Sejak dibentuk hingga dibubarkan pada 23 Juni 2005, TPF Munir sudah meminta keterangan kepada paling sedikit 13 orang. Mulai dari awak maskapai Garuda Indonesia, hingga orang-orang yang berada di lingkaran pejabat BIN. Mereka antara lain adalah bekas Sekretaris Utama BIN, Nurhadi Djazuli, dan penggantinya, Soeparto. Juga Kepala Biro Umum Sekretaris Utama BIN, Sumarno, bekas Kepala Biro Personalia BIN Sofyan dan penggantinya, Suwirto, serta penjaga gudang senjata Supriyatna. Nurhadi Djazuli bahkan disebut-sebut sebagai salah satu pejabat yang diduga tahu banyak mengenai skenario menghabisi Munir dan dianggap sebagai atasan Pollycarpus.
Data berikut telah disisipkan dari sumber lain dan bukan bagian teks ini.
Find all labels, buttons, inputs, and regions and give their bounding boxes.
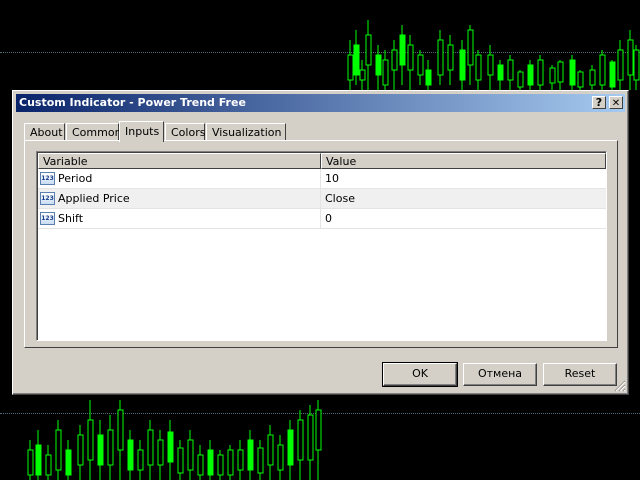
- candle-body: [399, 34, 406, 66]
- variable-name: Applied Price: [58, 192, 130, 205]
- column-header-value[interactable]: Value: [321, 153, 606, 169]
- variable-name: Shift: [58, 212, 84, 225]
- candle-body: [425, 69, 432, 86]
- candle-body: [609, 61, 616, 88]
- reset-button[interactable]: Reset: [543, 363, 617, 386]
- candle-body: [549, 67, 556, 84]
- candle-body: [617, 49, 624, 81]
- candle-body: [267, 434, 274, 466]
- candle-body: [557, 61, 564, 83]
- candle-body: [599, 54, 606, 86]
- inputs-list[interactable]: Variable Value 123 Period 10 123 Applied…: [36, 151, 607, 341]
- tab-visualization[interactable]: Visualization: [206, 123, 286, 141]
- candle-body: [633, 49, 640, 81]
- candle-body: [507, 59, 514, 81]
- column-header-variable[interactable]: Variable: [38, 153, 321, 169]
- candle-body: [297, 419, 304, 461]
- candle-body: [315, 409, 322, 451]
- candle-body: [45, 454, 52, 476]
- candle-body: [167, 431, 174, 463]
- numeric-input-icon: 123: [40, 192, 55, 205]
- candle-body: [517, 71, 524, 88]
- candle-body: [577, 71, 584, 88]
- variable-value[interactable]: 0: [325, 212, 332, 225]
- candle-body: [589, 69, 596, 86]
- candle-body: [307, 414, 314, 461]
- candle-body: [497, 64, 504, 81]
- candle-body: [247, 439, 254, 471]
- candle-body: [187, 439, 194, 471]
- candle-body: [391, 49, 398, 71]
- candle-body: [127, 439, 134, 471]
- dialog-title: Custom Indicator - Power Trend Free: [19, 96, 246, 109]
- candle-body: [217, 454, 224, 476]
- tab-about[interactable]: About: [24, 123, 65, 141]
- candle-body: [35, 444, 42, 476]
- candle-body: [147, 429, 154, 466]
- candle-body: [177, 447, 184, 474]
- ok-button[interactable]: OK: [382, 362, 458, 387]
- candle-body: [447, 44, 454, 71]
- candle-body: [382, 59, 389, 86]
- table-row[interactable]: 123 Period 10: [38, 169, 606, 189]
- candle-body: [437, 39, 444, 76]
- candle-body: [27, 449, 34, 476]
- table-row[interactable]: 123 Applied Price Close: [38, 189, 606, 209]
- close-icon: ✕: [611, 98, 621, 109]
- candle-body: [207, 449, 214, 476]
- custom-indicator-dialog: Custom Indicator - Power Trend Free ? ✕ …: [12, 90, 629, 395]
- title-bar[interactable]: Custom Indicator - Power Trend Free ? ✕: [16, 94, 625, 112]
- candle-body: [227, 449, 234, 476]
- table-row[interactable]: 123 Shift 0: [38, 209, 606, 229]
- candle-body: [467, 29, 474, 66]
- candle-body: [627, 39, 634, 76]
- list-header: Variable Value: [38, 153, 606, 169]
- resize-grip-icon[interactable]: [614, 380, 626, 392]
- candle-body: [537, 59, 544, 86]
- candle-body: [197, 454, 204, 476]
- candle-body: [77, 434, 84, 466]
- candle-body: [375, 54, 382, 76]
- candle-body: [459, 49, 466, 81]
- cancel-button[interactable]: Отмена: [463, 363, 537, 386]
- candle-body: [287, 429, 294, 466]
- inputs-panel: Variable Value 123 Period 10 123 Applied…: [24, 140, 618, 348]
- candle-body: [527, 64, 534, 86]
- candle-body: [257, 447, 264, 474]
- candle-body: [487, 54, 494, 76]
- variable-name: Period: [58, 172, 93, 185]
- candle-body: [65, 449, 72, 476]
- candle-body: [359, 69, 366, 81]
- tab-inputs[interactable]: Inputs: [119, 121, 164, 142]
- candle-body: [277, 444, 284, 471]
- help-button[interactable]: ?: [592, 96, 606, 109]
- numeric-input-icon: 123: [40, 212, 55, 225]
- candle-body: [347, 54, 354, 81]
- tab-colors[interactable]: Colors: [165, 123, 205, 141]
- candle-body: [157, 439, 164, 466]
- candle-body: [353, 44, 360, 76]
- candle-body: [365, 34, 372, 66]
- candle-body: [107, 429, 114, 466]
- candle-body: [97, 434, 104, 466]
- tab-common[interactable]: Common: [66, 123, 122, 141]
- candle-body: [407, 44, 414, 71]
- candle-body: [417, 54, 424, 76]
- close-button[interactable]: ✕: [609, 96, 623, 109]
- candle-body: [237, 449, 244, 471]
- variable-value[interactable]: 10: [325, 172, 339, 185]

Hasil pemeriksaan TPF terhadap Nurhadi Djazuli – diperiksa selama 2 jam dengan sekitar 20 pertanyaan— bahkan menunjukkan indikasi kuat bahwa Nurhadi Djazuli adalah pejabat BIN yang menandatangani surat pemilikan senjata Pollycarpus. Sedangkan bekas stafnya, Kepala Biro Umum Sekretaris Utama BIN, Sumarno, diperiksa karena telah melenyapkan data keberadaan Pollycarpus di BIN.

Bukti Percakapan
Pada tanggal 8 dan 9 Juni 2005 TPF Munir sebetulnya juga mengagendakan pemeriksaan berturut-turut terhadap Muchdi dan Letjen Abdullah Makhmud Hendropriyono, mantan Kepala BIN. Pemeriksaan terhadap Muchdi dan Hendropriyono dianggap penting karena beberapa hal.

Pertama Henderopriyono adalah Kepala BIN dan karena itu seharusnya adalah orang paling utama di BIN yang bertanggung jawab terhadap segala aksi-aksi petugas badan tersebut. Kedua TPF Munir menemukan bukti berupa sejumlah kontak melalui telepon seluler dan telepon kantor Muchdi dengan telepon seluler milik Pollycarpus.

Bukti-bukti percakapan itu terungkap dalam dokumen-dokumen dari PT Telkom Tbk., perusahaan telekomunikasi Indonesia, yang berhasil dikumpulkan oleh TPF Munir. Kontak itu diketahui dilakukan sebelum dan setelah Munir meninggal. Hendropriyono dan Muchdi akan tetapi tak pernah datang memenuhi panggilan atau undangan dari TPF Munir.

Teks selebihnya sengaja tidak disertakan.